Whenever friends get together and talk about their shopping experiences, I can’t help but listen in. This happened recently.
“I like the produce in the (XYZ) brand store near me — it’s always nice and fresh,” one said.
“My (XYZ) store is awful,” another chimed in. “But the independent (ZYX) store has great produce.”
What I think is interesting, when it comes to details of how “their” stores’ produce is perceived, is that it has little to do with some of the things that we as retailers think of as pertinent. They speak about how long the produce lasts once they get it home. Or they mention it if after a day or so the bananas or avocados show bruising and black spots.
The little bell went off inside my head, and it should with you too: Product handling.
Oh sure, everyone preaches careful item prep and handling all along the cold chain. For the most part, the supply side does a remarkable job of delivering fresh produce in as good of condition as possible.
Product care and handling is more than a line on a training chart, it’s our livelihood and affects our customers.

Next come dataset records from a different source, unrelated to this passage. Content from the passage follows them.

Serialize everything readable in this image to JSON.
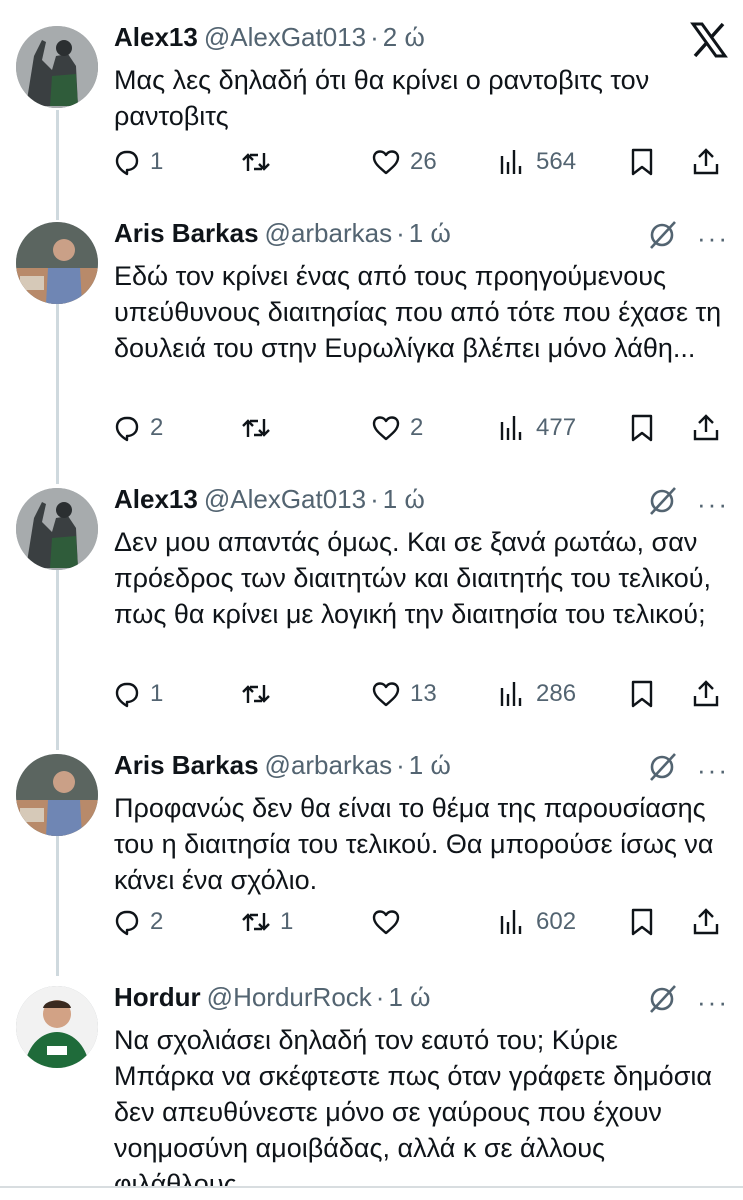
{
  "tweets": [
    {
      "name": "Alex13",
      "handle": "@AlexGat013",
      "time": "2 ώ",
      "text": "Μας λες δηλαδή ότι θα κρίνει ο ραντοβιτς τον ραντοβιτς",
      "replies": "1",
      "retweets": "",
      "likes": "26",
      "views": "564"
    },
    {
      "name": "Aris Barkas",
      "handle": "@arbarkas",
      "time": "1 ώ",
      "text": "Εδώ τον κρίνει ένας από τους προηγούμενους υπεύθυνους διαιτησίας που από τότε που έχασε τη δουλειά του στην Ευρωλίγκα βλέπει μόνο λάθη...",
      "replies": "2",
      "retweets": "",
      "likes": "2",
      "views": "477"
    },
    {
      "name": "Alex13",
      "handle": "@AlexGat013",
      "time": "1 ώ",
      "text": "Δεν μου απαντάς όμως. Και σε ξανά ρωτάω, σαν πρόεδρος των διαιτητών και διαιτητής του τελικού, πως θα κρίνει με λογική την διαιτησία του τελικού;",
      "replies": "1",
      "retweets": "",
      "likes": "13",
      "views": "286"
    },
    {
      "name": "Aris Barkas",
      "handle": "@arbarkas",
      "time": "1 ώ",
      "text": "Προφανώς δεν θα είναι το θέμα της παρουσίασης του η διαιτησία του τελικού. Θα μπορούσε ίσως να κάνει ένα σχόλιο.",
      "replies": "2",
      "retweets": "1",
      "likes": "",
      "views": "602"
    },
    {
      "name": "Hordur",
      "handle": "@HordurRock",
      "time": "1 ώ",
      "text": "Να σχολιάσει δηλαδή τον εαυτό του; Κύριε Μπάρκα να σκέφτεστε πως όταν γράφετε δημόσια δεν απευθύνεστε μόνο σε γαύρους που έχουν νοημοσύνη αμοιβάδας, αλλά κ σε άλλους φιλάθλους."
    }
  ],
  "colors": {
    "text": "#0f1419",
    "muted": "#536471",
    "line": "#cfd9de"
  },
  "icons": [
    "x-logo-icon",
    "grok-icon",
    "more-icon",
    "reply-icon",
    "retweet-icon",
    "like-icon",
    "views-icon",
    "bookmark-icon",
    "share-icon"
  ]
}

However, like an old produce mentor used to tell me, “The last 150 feet from storeroom to display is the toughest leg.”
Proper ordering, preparation, storage and handling matters. When I hear about bruising issues, the first thing I think of is all the thoughtless clods I used to work with at times — produce clerks who didn’t bother to properly rotate displays. Or who used to get in a hurry while stocking and dumped cases of produce onto the tables, sounding like a front-end loader dumping landscape rocks into the bed of a truck.
The rocks bounce and roll intact. Avocados, apples and more? Not so much.
“No need to worry,” an older clerk once winked at me while dumping away. “Everything’s so green it’ll be fine.”
Except it isn’t. Even dropping some produce mere inches can cause internal bruising. Cases of produce are indeed heavy, and some seem indestructible, but produce managers must stress during all phases of training that everything must be handled with care.
The same goes for stocking. “Easy does it. Place the produce you’re stocking, don’t toss, force, or otherwise mishandle things. If a customer buys poor quality, they may not be back. If we cull it tomorrow due to it breaking down, it affects our sales, kills our gross profit and increases our shrink.”
Fresh produce is indeed perishable. Product care and handling is more than a line on a training chart, it’s our livelihood and affects our customers, whom we would rather overhear at gatherings saying “I love the produce department at my store. It’s clean, it’s well stocked. And super fresh!”